Last Train to Istanbul(8)

By: Ayse Kulin

Macit now gave the same answer to his sister-in-law. “I don’t know, Selva. Time will tell!”

He realized he was now using diplomatic tactics in his personal life. He had always thought that things could change in the blink of an eye, bringing unforeseen results. But in the present circumstances, Europe could find no solace in predictions or hope.

Before leaving Selva, Macit held her hands tightly and looked into her eyes. “Everything can change, Selva, and change rapidly. Should anything happen that puts your life in danger, you must return home immediately.”

“I can’t return without Rafo, Macit.”

“I think you should. He’s a man; he can look after himself.”

“We’ve vowed to stick together throughout our lives. He wouldn’t want to go back. You know all he went through, all those insults. And I just couldn’t leave him.”

“Think carefully. We only have one life to live. We alone are responsible for it.”

“Macit, try to understand. I am not only responsible for my own life.”

“Exactly. Even at sea women and children abandon ship first.”

“You don’t understand; I’m not talking about Rafo.”
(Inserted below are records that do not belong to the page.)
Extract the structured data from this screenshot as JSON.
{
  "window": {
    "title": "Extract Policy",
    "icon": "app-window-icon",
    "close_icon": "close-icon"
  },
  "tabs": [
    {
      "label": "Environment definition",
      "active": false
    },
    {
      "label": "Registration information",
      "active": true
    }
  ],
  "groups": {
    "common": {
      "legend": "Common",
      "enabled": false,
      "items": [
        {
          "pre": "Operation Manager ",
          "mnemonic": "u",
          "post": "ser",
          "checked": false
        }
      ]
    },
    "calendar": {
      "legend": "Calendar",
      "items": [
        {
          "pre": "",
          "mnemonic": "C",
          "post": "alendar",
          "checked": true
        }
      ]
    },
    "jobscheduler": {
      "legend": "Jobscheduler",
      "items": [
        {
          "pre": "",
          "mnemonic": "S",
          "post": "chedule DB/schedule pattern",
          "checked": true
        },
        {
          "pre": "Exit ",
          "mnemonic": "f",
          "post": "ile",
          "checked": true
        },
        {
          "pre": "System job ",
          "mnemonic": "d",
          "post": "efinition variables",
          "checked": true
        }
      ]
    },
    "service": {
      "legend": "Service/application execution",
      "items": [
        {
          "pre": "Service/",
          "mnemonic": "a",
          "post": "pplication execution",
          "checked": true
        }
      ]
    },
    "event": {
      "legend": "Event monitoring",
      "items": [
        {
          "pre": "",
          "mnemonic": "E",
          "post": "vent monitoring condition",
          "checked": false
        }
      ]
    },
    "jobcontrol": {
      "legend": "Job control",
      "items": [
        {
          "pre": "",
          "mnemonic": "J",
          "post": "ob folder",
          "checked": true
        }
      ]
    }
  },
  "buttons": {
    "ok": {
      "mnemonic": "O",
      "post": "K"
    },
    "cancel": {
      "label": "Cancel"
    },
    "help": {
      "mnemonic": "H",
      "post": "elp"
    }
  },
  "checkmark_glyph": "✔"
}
Macit, who had stood up to leave, sat down again. “No! You don’t mean…”

“Yes, I do.”


“Early next year.”

“Why didn’t you tell me before?”

“I had hoped you’d notice.”

Looking at her more closely, Macit could indeed see that she had put on weight around the waist and that her breasts were fuller than he remembered. On the other hand, her face was drawn. He thought she must be mad to get pregnant in wartime. Rather reluctantly, Macit wished her well.

“Do you want me to tell Sabiha?” he asked.

“I have already written her, but she may not have received my letter yet. If you are going back tomorrow, you may as well spread the news, but I’d rather she hear it from me first.”

“Of course.”

“I have also written my mother.”

“Think very carefully, Selva. You now have one more reason to return to Istanbul.”

“I can’t raise my child without its father. Don’t worry, Macit. Rafo also believes that staying here is dangerous. He is following up a few work possibilities outside Paris, somewhere in the countryside. We may be leaving Paris within a month.”

Rafo and Selva did eventually manage to leave Paris and move to Marseilles, but to what use? The Nazis had cast their shadow even down there. In order to save the southern part of the country from being invaded, Marshal Pétain’s newly formed government sacrificed the French Jews in order to cope with Hitler. Gradually, the French Jews, who had thought they might be able to go unnoticed by living in remote areas, began to realize they were wrong. The Germans penetrated everywhere, just like smoke. It became impossible to get away from them.

Rafo had started working in Marseilles with a friend of his who was a chemist. Selva’s mother had sold a diamond ring at auction and managed to send the money to her younger daughter without the knowledge of her husband. Rafo invested the money in a partnership with his friend the chemist. He and Selva lived in an attic apartment right across the street from the shop. Selva gave English and piano lessons to three young girls who were neighbors. They had managed to make a few friends, but Selva’s best friend was still her sister. She wrote to Sabiha every day, giving her details of their life. Her pregnancy was going fine. No morning sickness. No financial problems, but they were living hand-to-mouth. Their only luxury was the telephone they’d installed so that the sisters could keep in touch. Nevertheless, Rafo and Selva were well aware of the net closing around them. Selva had even heard atrocious reports of men being stopped by the police and asked to drop their pants in order to check if they had been circumcised. Luckily, Rafo hadn’t been subjected to this humiliation. All of their friends looked upon them as Turkish, since they always spoke Turkish to each other. Back in March, Selva had even fasted for Ramadan and had made sure everyone knew she was fasting. Despite all their efforts, she feared that sooner or later the truth would come out.

Macit knew his wife constantly worried about her sister, but there was nothing much he could do about it. These days personal dramas were a drop in the ocean compared to those that confronted the nation. He went indoors after finishing a second cigarette. He was shivering as he walked toward the bedroom. He stopped outside and heard his wife breathing heavily; Sabiha had managed to fall asleep. He crept into the bathroom and undressed there so as not to disturb her. Then Macit got into the warm bed, but he couldn’t sleep. He tossed and turned until he heard the telephone ringing.